Ravi Agrawal (who I’ve known since he was an undergraduate at Harvard) served as CNN’s bureau chief in New Delhi from 2014 to 2017. Before that he was the senior producer of Fareed Zakaria’s television show GPS. And he has recently started a new job as Managing Editor of the influential American magazine Foreign Policy.

 

Ravi is also a gifted writer and his first book is to be published later this year. It is a remarkable work of non-fiction—India Connected: How the Smartphone is Transforming the World’s Largest Democracy (forthcoming 2018, Oxford University Press).

 

 

 

 

 

 

India Connected is a fascinating – and very well-written – account of the ways in which the smartphone is transforming every aspect of Indian life, from marriage to politics, and not always for the better. During his tenure as CNN’s bureau chief in New Delhi, Ravi traveled a great deal. It comes as no surprise then that his is a working journalist’s book, with extensive reportage from far-flung corners of the country.

 

In the very first chapter, in a village in Rajasthan, Ravi discovers that an illiterate woman can use the internet by speaking to her smartphone and asking it to play a video of the Taj Mahal. This, of course, would not have been possible without the advent of mobile technology. But that flash of optimism is immediately tempered by a dispatch from a village in Gujarat where the smartphone is banned for young girls.

 

 

 

 

 

 

The book features portraits of many memorable individuals, some unknown and some very famous (like the porn star Sunny Leone). Ravi is careful to avoid big pronouncements, but it is evident from his narrative that the transformations that are being effected by the smartphone contain as many – or more – dystopic possibilities than otherwise.

 

 

‘Bangalore mom and son on cellphone November 2011’ Wikimedia Commons

He cites research in the U.S. showing a correlation between smartphone use and increased rates of depression in teenagers.

 

 

 

 

 

 

 

 

Quoting Dr. Manoj Kumar Sharma of the National Institute of Medical Health and Neuro Sciences, Ravi writes: ‘Dr Sharma believes India is heading toward a catastrophe unless a major awareness campaign is initiated. “We have to make sure people understand how addictive technology is, and what it can do to our brains. We don’t even know the extent of the implications right now, because things are changing so quickly here. If we don’t stop to think about this, who knows what could happen?’
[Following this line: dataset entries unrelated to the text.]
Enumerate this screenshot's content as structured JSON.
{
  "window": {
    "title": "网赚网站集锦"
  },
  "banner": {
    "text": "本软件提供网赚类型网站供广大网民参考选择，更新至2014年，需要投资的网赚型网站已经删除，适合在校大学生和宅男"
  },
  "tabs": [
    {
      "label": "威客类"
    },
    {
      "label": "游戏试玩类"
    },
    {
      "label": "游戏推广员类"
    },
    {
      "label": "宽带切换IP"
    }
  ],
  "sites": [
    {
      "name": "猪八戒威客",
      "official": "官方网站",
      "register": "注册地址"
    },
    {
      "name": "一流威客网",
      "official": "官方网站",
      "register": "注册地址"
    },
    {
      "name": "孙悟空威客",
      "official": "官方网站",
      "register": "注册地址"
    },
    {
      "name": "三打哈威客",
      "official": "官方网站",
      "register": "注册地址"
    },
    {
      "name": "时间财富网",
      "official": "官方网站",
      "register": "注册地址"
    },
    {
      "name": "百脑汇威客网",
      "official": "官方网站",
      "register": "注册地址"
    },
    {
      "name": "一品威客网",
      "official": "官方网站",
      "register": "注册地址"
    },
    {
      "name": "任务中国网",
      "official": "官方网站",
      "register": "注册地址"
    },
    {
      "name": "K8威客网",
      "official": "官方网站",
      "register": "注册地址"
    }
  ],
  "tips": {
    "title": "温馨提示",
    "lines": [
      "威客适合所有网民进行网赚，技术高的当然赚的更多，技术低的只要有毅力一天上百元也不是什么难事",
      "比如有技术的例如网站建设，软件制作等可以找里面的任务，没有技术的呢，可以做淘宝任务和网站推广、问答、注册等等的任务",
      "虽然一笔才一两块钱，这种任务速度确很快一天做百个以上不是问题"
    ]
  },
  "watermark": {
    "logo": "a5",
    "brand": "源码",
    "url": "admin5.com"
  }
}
In many ways India’s experience with a national digital identification system (the Aadhaar card) is a harbinger of what hi-tech portends for India. The card was, no doubt, conceived of with the best of intentions. But several instances of data leaks have now been widely reported in the press. As the activist Nikhil Pahwa notes: ‘People in tech just foolishly assume that the government is going to do the right thing … But the one thing you know about the Indian government is incompetence. We’re only just realizing how much of a mess we have created here in India.’

India Connected is a must-read for everyone who is interested in contemporary India.

 

 

One thought on “Ravi Agrawal’s ‘India Connected: How the Smartphone is Transforming the World’s Largest Democracy ‘. A Review”
  1. To some extent it is the “educated middle class” in India that is getting left behind in the smart-phone utilisation race. That’s my observation and it’s more than anecdotal.